I discovered that each book in the quartet is written using Oulipo (ouvroir de litterature potentielle) constraints. The theory is that imposing constraints on our writing triggers ideas and inspiration, though a rather more cynical view from one commentator described the technique as ‘rats constructing the maze from which they plan to escape.’
The constraints Ray Celestin chose for the City Blues quartet result in each of the four novels being based around a different city, decade, season, weather, song and theme.
It sounds contrived at first, but when I thought about it, I realised that the way I structure my own books is not too dissimilar. Each book in my Teifi Valley Coroner series is based in a very particular location and each has a historical event or theme as its starting point. Like most crime fiction, the plots of my books take place over no more than a couple of weeks in a particular season, and, being set in Britain, the weather tends to feature. All my books are missing is the song.
Writers choosing to use Oulipo pay particular attention to the elements of the maze they’ve built themselves and use it rather more constructively than as simple background. And I do the same. Whenever I appear at festivals or at bookshop or library events, somebody will inevitably ask why I chose to set my books in west Wales. (It will be interesting to see whether I get asked why I’ve chosen to set my new series in Oxford, but that’s another story…) And the answer is, because that’s the only place these particular stories could have happened. My books aren’t set in nineteenth century Cardiganshire because it’s picturesque, they’re set there because I’m fascinated by the lives of people in that particular place, at that particular time. The plots of my books are entirely shaped by contemporary events, beliefs and preoccupations. And so are my characters.
But Oulipo-inspired or not, historically-inspired or not, all good novels should pay attention to the constraints within which they’re written. Why is the novel set where it is? Does the time period affect the plot or character? What does the underlying theme add to the book?
Those are what you might call top-level considerations, elements which are at the heart of the book and its inspiration. For my Teifi Valley Coroner books they include historical events like the Rebecca Riots, the consequences of which still resonate in Wales now, or industrialisation versus agriculture which is a topic the contemporary world is having to grapple with, as we face enormous changes in our lives due to the climate emergency.

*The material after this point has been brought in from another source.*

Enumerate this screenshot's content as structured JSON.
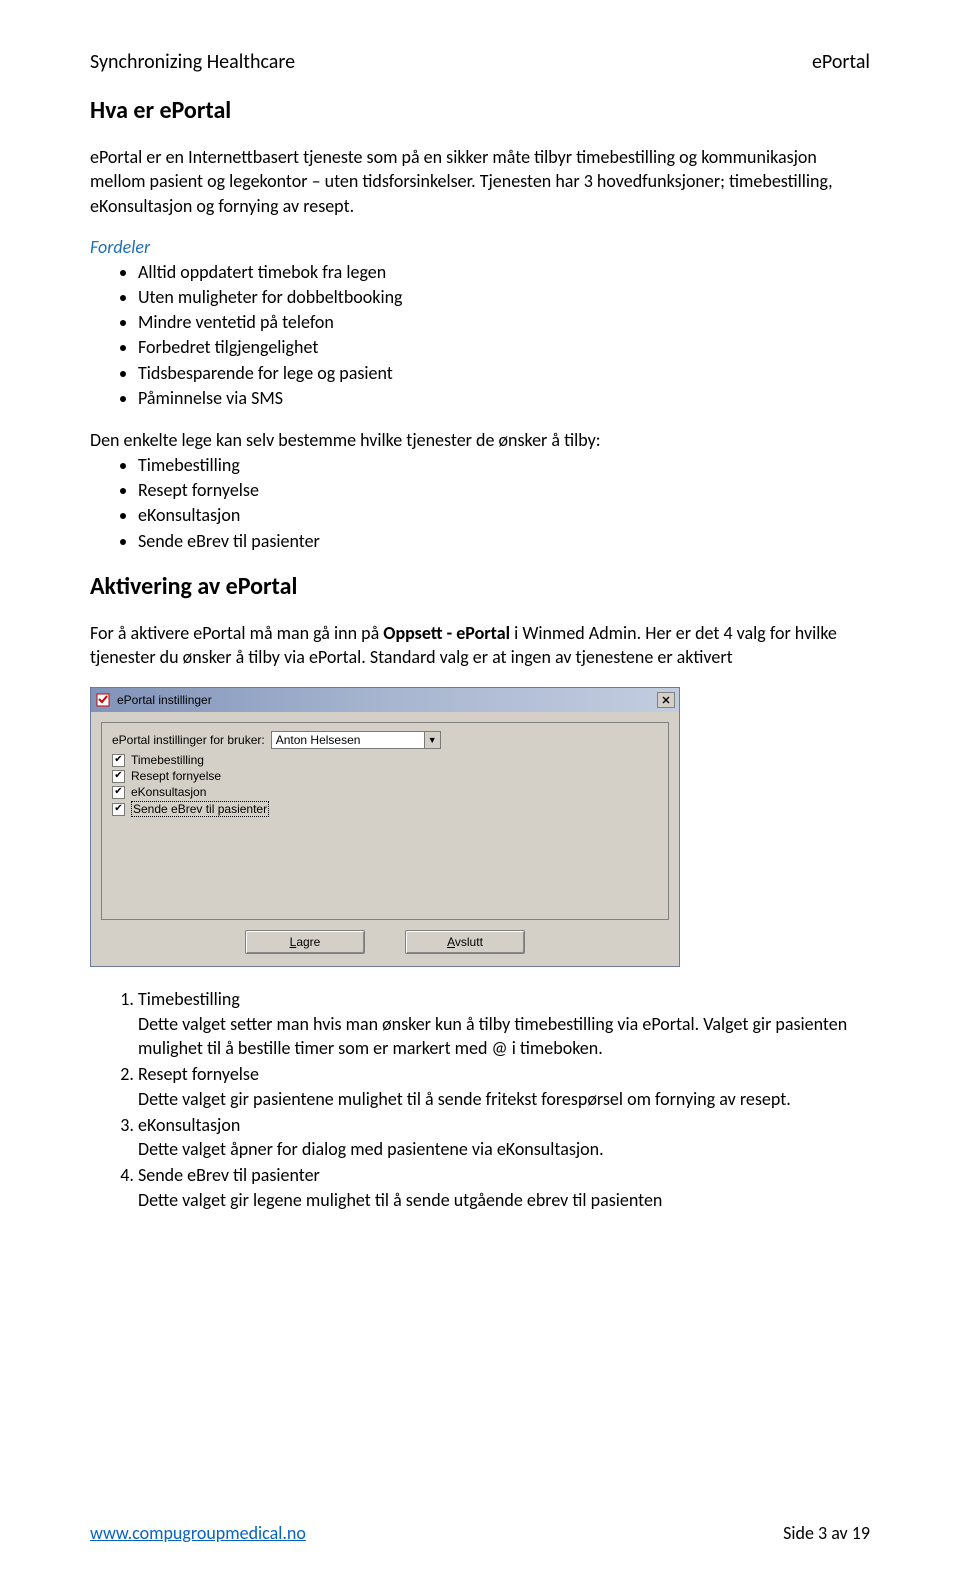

But other bits of Ray Celestin’s maze – the season, weather – can contribute equally to a book, and not simply as world-building background. Take rain for example. In mid-nineteenth century west Wales, when rapid travel meant riding around on horseback, rain wasn’t just a nuisance, it could fundamentally affect the way your day unfolded. Sitting in the saddle while rain buckets down is a very dispiriting experience; a rider gets cold and wet, their hands slip on the reins, the horse can get grouchy because the rider’s touch on the bit has become clumsy. On dismounting, unless it’s done under cover, the saddle’s going to get wet, adding to the rider’s misery when they get back on the horse. If my main protagonists, Harry Prober-Lloyd and John Davies, arrive at their destination well-rested, warm and ready for action, they’re likely to respond very differently to recalcitrant or obfuscatory testimony than if they’ve arrived cold and wet. And each reaction to the characters they meet affects the plot: if witnesses feel mistrusted, or slighted, they won’t co-operate as willingly as they might otherwise do. Vital pieces of evidence won’t get shared, and suspicions won’t necessarily be aired. Each reaction sparks another and the plot develops.
What the Oulipo method teaches us is that the warp and weft of a crime novel isn’t just interesting background. It matters when and where things happen, what the weather’s like and how we respond to music, because we’re all just reacting to the circumstances in which we find ourselves, our characters included. The trick is to build your maze with precisely as much detail as your characters and plot require and no more. Get that trick right and your novel will sing, even if it has no songs in it.